Enlace Judío México.- En el momento en el cual suena el Canto de los partisanos, Emmanuel Macron ha entornado los ojos. Y, quizá por única vez en estas semanas, ha exhibido una conmoción verdadera.
GABRIEL ALBIAC
Es su primer acto institucional. El azar ha querido que la segunda vuelta de las presidenciales se resolviera, este año, en la víspera del 8 de mayo. Y esa fecha, la del fin de la Segunda Guerra Mundial, es una de las dos fiestas mayores (la otra es el 14 de julio) de la nación francesa. La banda militar, ante la llama del soldado desconocido en el Arco del Triunfo, ha entonado ese canto de combate que compusieron, en 1943, tres clandestinos resistentes.
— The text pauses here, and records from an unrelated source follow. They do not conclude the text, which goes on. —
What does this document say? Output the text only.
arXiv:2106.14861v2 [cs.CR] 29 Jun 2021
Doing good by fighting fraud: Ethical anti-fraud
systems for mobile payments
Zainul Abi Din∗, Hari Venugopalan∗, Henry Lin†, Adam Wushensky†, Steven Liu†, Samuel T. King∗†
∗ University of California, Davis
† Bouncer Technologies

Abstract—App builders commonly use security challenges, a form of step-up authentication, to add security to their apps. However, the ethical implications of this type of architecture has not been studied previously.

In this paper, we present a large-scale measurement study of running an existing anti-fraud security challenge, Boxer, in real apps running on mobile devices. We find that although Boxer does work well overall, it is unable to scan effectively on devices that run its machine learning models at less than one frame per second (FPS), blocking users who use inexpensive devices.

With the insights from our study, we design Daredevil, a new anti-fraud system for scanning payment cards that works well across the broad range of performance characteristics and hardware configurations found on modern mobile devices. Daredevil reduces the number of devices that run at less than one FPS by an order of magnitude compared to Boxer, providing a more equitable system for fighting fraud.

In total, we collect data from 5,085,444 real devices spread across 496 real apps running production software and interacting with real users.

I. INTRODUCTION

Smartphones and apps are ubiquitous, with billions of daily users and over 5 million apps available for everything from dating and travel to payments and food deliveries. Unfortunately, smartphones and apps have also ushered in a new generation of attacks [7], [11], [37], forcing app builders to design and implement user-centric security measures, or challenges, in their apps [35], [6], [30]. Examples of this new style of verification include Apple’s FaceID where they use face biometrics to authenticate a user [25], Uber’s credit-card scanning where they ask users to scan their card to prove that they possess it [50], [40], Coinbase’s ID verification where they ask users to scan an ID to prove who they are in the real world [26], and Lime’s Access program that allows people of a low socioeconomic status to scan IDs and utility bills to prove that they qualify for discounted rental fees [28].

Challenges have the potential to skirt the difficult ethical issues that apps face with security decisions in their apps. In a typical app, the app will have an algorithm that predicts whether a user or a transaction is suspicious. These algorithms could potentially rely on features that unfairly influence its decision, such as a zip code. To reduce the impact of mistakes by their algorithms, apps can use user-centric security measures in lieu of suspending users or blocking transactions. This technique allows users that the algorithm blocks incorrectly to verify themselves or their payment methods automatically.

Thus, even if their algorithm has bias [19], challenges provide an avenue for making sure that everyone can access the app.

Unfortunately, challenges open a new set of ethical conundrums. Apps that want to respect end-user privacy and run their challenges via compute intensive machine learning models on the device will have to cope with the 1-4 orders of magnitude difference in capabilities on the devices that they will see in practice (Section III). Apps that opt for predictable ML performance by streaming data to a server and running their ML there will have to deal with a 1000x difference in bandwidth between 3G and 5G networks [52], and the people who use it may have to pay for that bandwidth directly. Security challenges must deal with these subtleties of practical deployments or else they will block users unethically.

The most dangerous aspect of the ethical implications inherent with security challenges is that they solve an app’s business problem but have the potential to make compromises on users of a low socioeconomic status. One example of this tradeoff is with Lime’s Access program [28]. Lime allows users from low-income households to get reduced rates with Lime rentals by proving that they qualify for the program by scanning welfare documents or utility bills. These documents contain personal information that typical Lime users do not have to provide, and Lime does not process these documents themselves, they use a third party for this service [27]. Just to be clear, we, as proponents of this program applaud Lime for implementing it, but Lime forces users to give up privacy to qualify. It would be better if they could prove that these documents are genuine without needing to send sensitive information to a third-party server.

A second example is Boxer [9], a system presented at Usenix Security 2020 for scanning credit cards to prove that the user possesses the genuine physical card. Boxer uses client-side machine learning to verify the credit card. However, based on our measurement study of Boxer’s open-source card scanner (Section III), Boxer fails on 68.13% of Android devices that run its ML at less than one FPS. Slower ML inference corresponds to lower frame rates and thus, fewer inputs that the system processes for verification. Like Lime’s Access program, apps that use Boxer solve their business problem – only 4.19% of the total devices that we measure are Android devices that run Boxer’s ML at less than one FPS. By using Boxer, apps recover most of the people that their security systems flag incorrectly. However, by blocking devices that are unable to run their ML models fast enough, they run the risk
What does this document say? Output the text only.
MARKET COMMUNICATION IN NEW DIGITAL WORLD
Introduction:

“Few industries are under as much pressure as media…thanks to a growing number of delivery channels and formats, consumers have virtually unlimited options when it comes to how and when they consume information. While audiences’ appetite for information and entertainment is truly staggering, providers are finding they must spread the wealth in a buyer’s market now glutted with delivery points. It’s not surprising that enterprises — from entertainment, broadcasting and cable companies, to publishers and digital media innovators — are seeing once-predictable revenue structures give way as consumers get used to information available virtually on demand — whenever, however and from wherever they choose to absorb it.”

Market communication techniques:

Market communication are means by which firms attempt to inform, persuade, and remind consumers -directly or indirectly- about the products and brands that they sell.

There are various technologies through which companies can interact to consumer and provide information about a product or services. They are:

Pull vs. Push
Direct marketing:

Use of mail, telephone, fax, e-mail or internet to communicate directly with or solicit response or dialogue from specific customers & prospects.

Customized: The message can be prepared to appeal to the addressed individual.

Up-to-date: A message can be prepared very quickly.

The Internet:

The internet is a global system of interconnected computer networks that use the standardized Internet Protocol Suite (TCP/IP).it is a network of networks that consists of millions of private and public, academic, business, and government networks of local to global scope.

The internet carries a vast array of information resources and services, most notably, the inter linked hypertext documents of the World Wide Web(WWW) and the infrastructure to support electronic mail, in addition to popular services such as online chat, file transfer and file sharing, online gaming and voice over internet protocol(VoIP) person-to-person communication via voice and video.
No es una canción benévola. Ni dulce. Es el manifiesto tenaz de los que nada pueden ya esperar salvo la muerte: “Aquí, cada cual sabe lo que quiere y lo que hace cuando pasa. / Amigo, si caes, otro amigo sale de las sombras para tomar tu puesto…” Es el himno a la dureza extrema de quien toma las armas en un callejón sin salida. No es difícil dejarse llevar por la emoción estoica de ese canto.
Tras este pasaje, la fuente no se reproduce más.